Copyright Thibault Grabher
Jean-Louis Joubert va ouvrir les yeux sur cette injustice et aimer une femme admirable d'abnégation et responsable. La libération de Jean-Louis va se faire grâce à sa bonne espagnole. Et son épouse n'y aura rien compris - ou tout au plus, n'aura qu'entrevu la vérité de son état à elle. Quant aux grands garçons du grand bourgeois, ils vont, eux aussi, ne pas en croire leurs yeux, quand leur "vieux" va s'acoquiner, en mâle libre et heureux, avec l'infréquentable domesticité !
Le scénario est du cousu main. La mise en scène est parfaite. Le rythme, la bande son, la musique, la direction d'acteurs sont impeccables! Un sans-faute. Quant aux comédiens: tous excellents et impressionnants de crédibilité.

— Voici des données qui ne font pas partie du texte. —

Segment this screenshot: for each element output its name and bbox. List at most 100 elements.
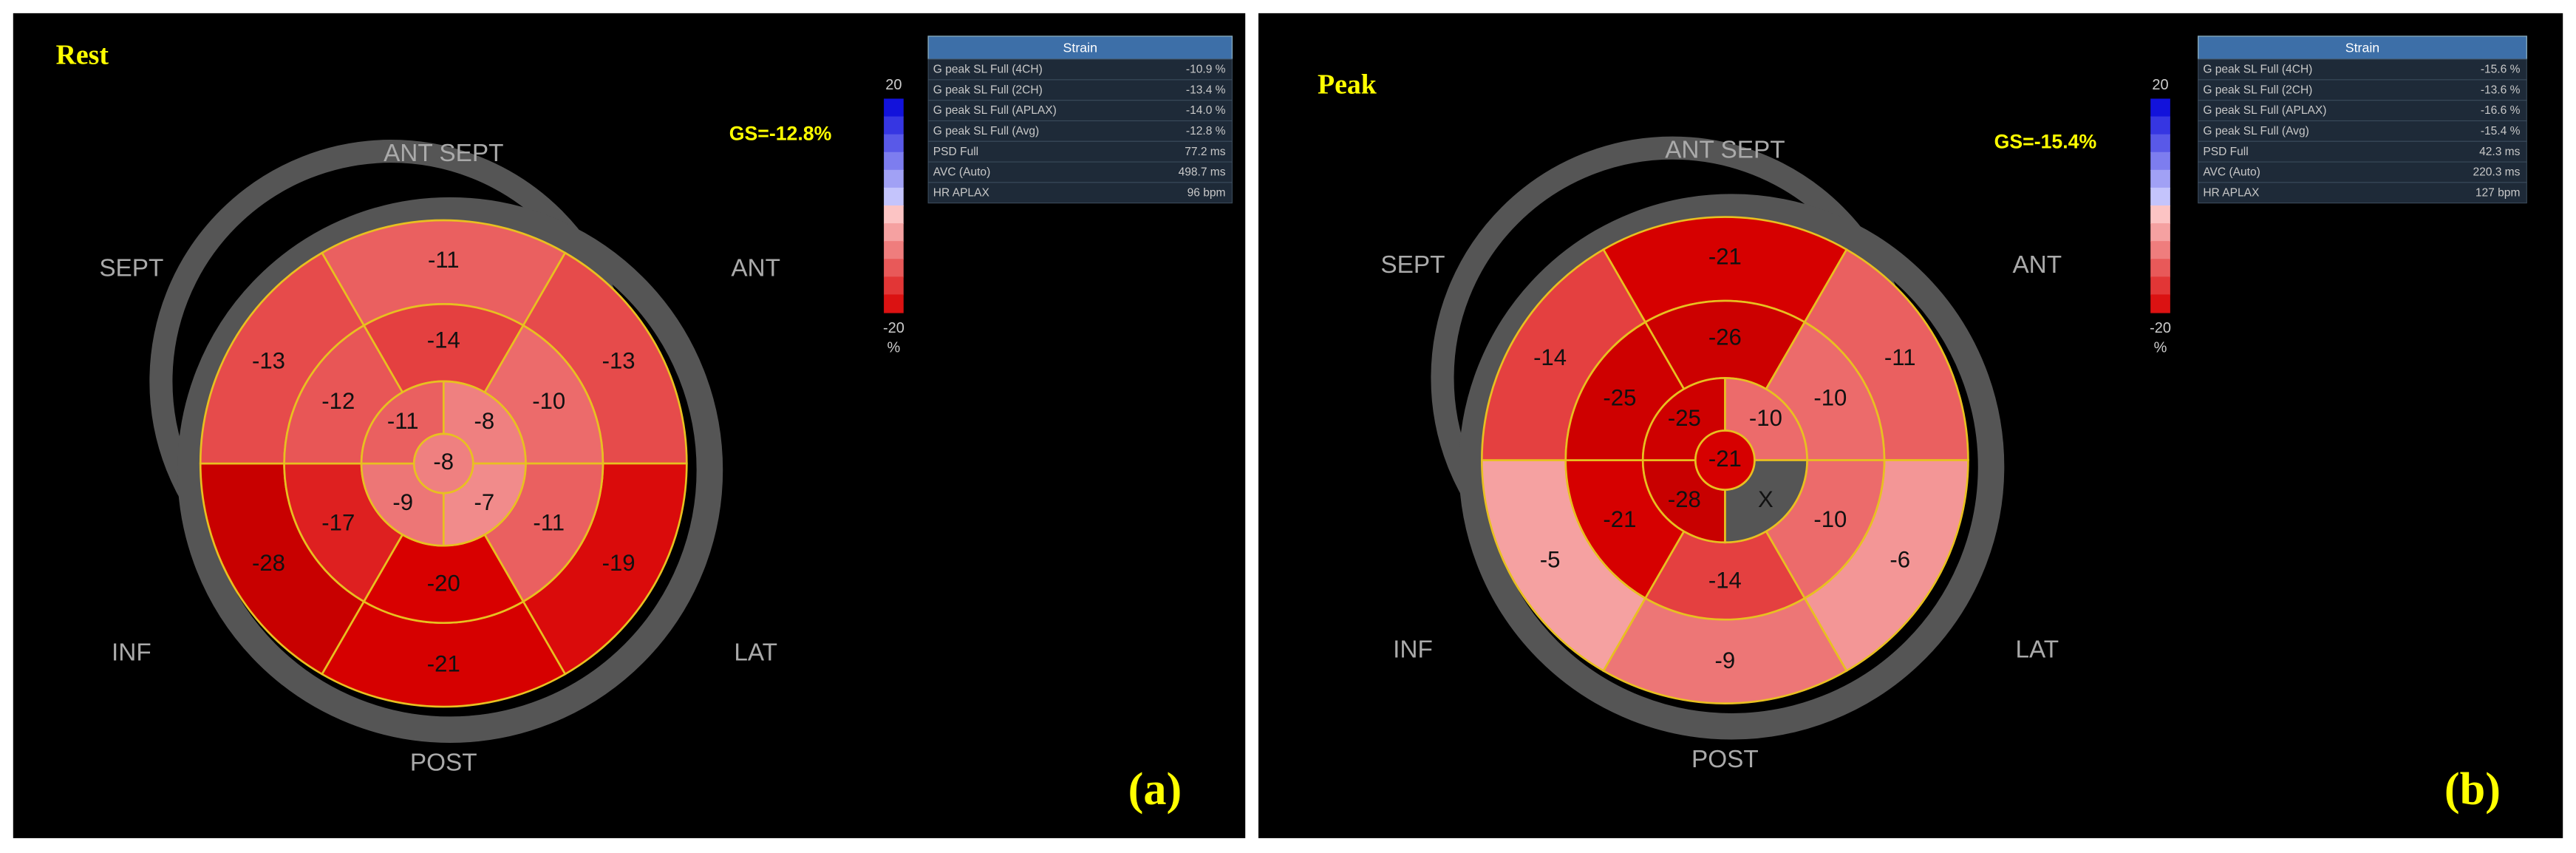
strain-table-title: Strain (1063, 40, 1097, 55)
color-scale-step (2150, 205, 2170, 225)
color-scale-step (2150, 134, 2170, 153)
global-strain: GS=-15.4% (1994, 131, 2097, 153)
segment-value: -11 (1884, 344, 1916, 370)
wall-label: POST (410, 750, 477, 777)
strain-table-row (2198, 120, 2527, 142)
strain-table-label: G peak SL Full (2CH) (933, 84, 1043, 96)
ring-outline (177, 197, 723, 743)
segment-value: -13 (602, 348, 636, 374)
strain-table-title: Strain (2345, 40, 2379, 55)
strain-table-row (927, 100, 1233, 122)
wall-label: INF (1393, 636, 1433, 663)
strain-table-row (927, 161, 1233, 183)
strain-table-row (927, 140, 1233, 163)
segment-value: -7 (474, 489, 494, 515)
segment-value: -11 (428, 247, 460, 273)
scale-unit: % (887, 340, 901, 356)
segment-value: -8 (433, 449, 454, 475)
segment-value: -19 (602, 550, 636, 576)
strain-table-value: -15.4 % (2481, 125, 2521, 137)
segment-value: -11 (387, 408, 419, 434)
segment-value: -14 (1708, 567, 1742, 593)
color-scale-step (884, 187, 904, 207)
strain-table-row (2198, 58, 2527, 81)
strain-table-row (927, 120, 1233, 142)
segment-value: -28 (1668, 486, 1701, 512)
wall-label: SEPT (99, 254, 163, 282)
strain-table-label: AVC (Auto) (2203, 166, 2260, 179)
strain-table-header (2197, 35, 2527, 60)
strain-table-row (927, 182, 1233, 204)
panel: -21 -11 -6 -9 -5 -14 -26 -10 -10 -14 -21 -25 -10 X -28… (1258, 13, 2563, 838)
color-scale-step (884, 169, 904, 189)
color-scale-step (2150, 187, 2170, 207)
segment-value: -5 (1540, 547, 1561, 573)
color-scale-step (884, 294, 904, 313)
color-scale-step (2150, 223, 2170, 242)
ring-outline (1459, 194, 2005, 740)
segment-value: -20 (427, 571, 460, 597)
strain-table-label: G peak SL Full (APLAX) (933, 104, 1057, 117)
color-scale-step (884, 116, 904, 135)
strain-table-label: G peak SL Full (4CH) (2203, 64, 2312, 76)
strain-table-row (2198, 140, 2527, 163)
color-scale-step (2150, 294, 2170, 313)
color-scale-step (884, 205, 904, 225)
strain-table-label: HR APLAX (2203, 186, 2260, 199)
segment-value: -9 (392, 489, 413, 515)
panel-title: Rest (56, 40, 109, 71)
color-scale-step (884, 134, 904, 153)
segment-value: -10 (1813, 506, 1847, 532)
strain-table-value: 42.3 ms (2479, 146, 2521, 158)
apex-segment (412, 432, 474, 495)
segment-value: -25 (1668, 405, 1701, 431)
segment-value: -8 (474, 408, 494, 434)
color-scale-step (884, 223, 904, 242)
strain-table-label: G peak SL Full (2CH) (2203, 84, 2312, 96)
strain-table-value: -15.6 % (2481, 64, 2521, 76)
segment-value: -21 (1603, 506, 1636, 532)
strain-table-value: -12.8 % (1186, 125, 1226, 137)
strain-table-label: G peak SL Full (Avg) (933, 125, 1039, 137)
segment-value: -14 (427, 327, 460, 353)
segment-value: -28 (252, 550, 285, 576)
color-scale-step (884, 276, 904, 296)
strain-table-row (927, 79, 1233, 101)
color-scale-step (884, 259, 904, 278)
color-scale-step (2150, 169, 2170, 189)
color-scale-step (884, 152, 904, 171)
figure-label: (a) (1128, 764, 1182, 815)
strain-table-row (2198, 161, 2527, 183)
segment-value: -13 (252, 348, 285, 374)
segment-value: -10 (1813, 385, 1847, 411)
scale-max: 20 (2152, 77, 2168, 93)
segment-value: -6 (1890, 547, 1910, 573)
scale-min: -20 (2150, 320, 2171, 336)
strain-table-row (927, 58, 1233, 81)
panel-title: Peak (1318, 69, 1377, 101)
color-scale-step (2150, 116, 2170, 135)
strain-table-value: 127 bpm (2476, 186, 2521, 199)
wall-label: INF (112, 639, 151, 667)
segment-value: -10 (1749, 405, 1782, 431)
global-strain: GS=-12.8% (729, 122, 832, 144)
figure-label: (b) (2444, 764, 2501, 815)
strain-table-label: AVC (Auto) (933, 166, 990, 179)
segment-value: -17 (321, 510, 355, 536)
strain-table-label: G peak SL Full (APLAX) (2203, 104, 2326, 117)
strain-table-value: -13.6 % (2481, 84, 2521, 96)
wall-label: LAT (734, 639, 777, 667)
wall-label: ANT SEPT (1665, 136, 1785, 163)
wall-label: ANT (731, 254, 780, 282)
wall-label: SEPT (1380, 251, 1445, 279)
segment-value: -11 (533, 510, 565, 536)
strain-table-row (2198, 100, 2527, 122)
strain-table-value: -14.0 % (1186, 104, 1226, 117)
strain-table-row (2198, 182, 2527, 204)
color-scale-step (884, 241, 904, 260)
strain-table-label: G peak SL Full (Avg) (2203, 125, 2308, 137)
color-scale-step (2150, 241, 2170, 260)
strain-table-value: 220.3 ms (2473, 166, 2520, 179)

Luchini tient là probablement l'un de ces meilleurs rôles et ses partenaires féminines, premier ou seconds rôles, sont époustouflantes de crédibilité, de talent, de charisme! Les comédiennes espagnoles sont éblouissantes, Natalia Verbeke et Sandrine Kiberlain crèvent l'écran.
Avec The Artist, ce film a été pour moi le meilleur du cru 2011.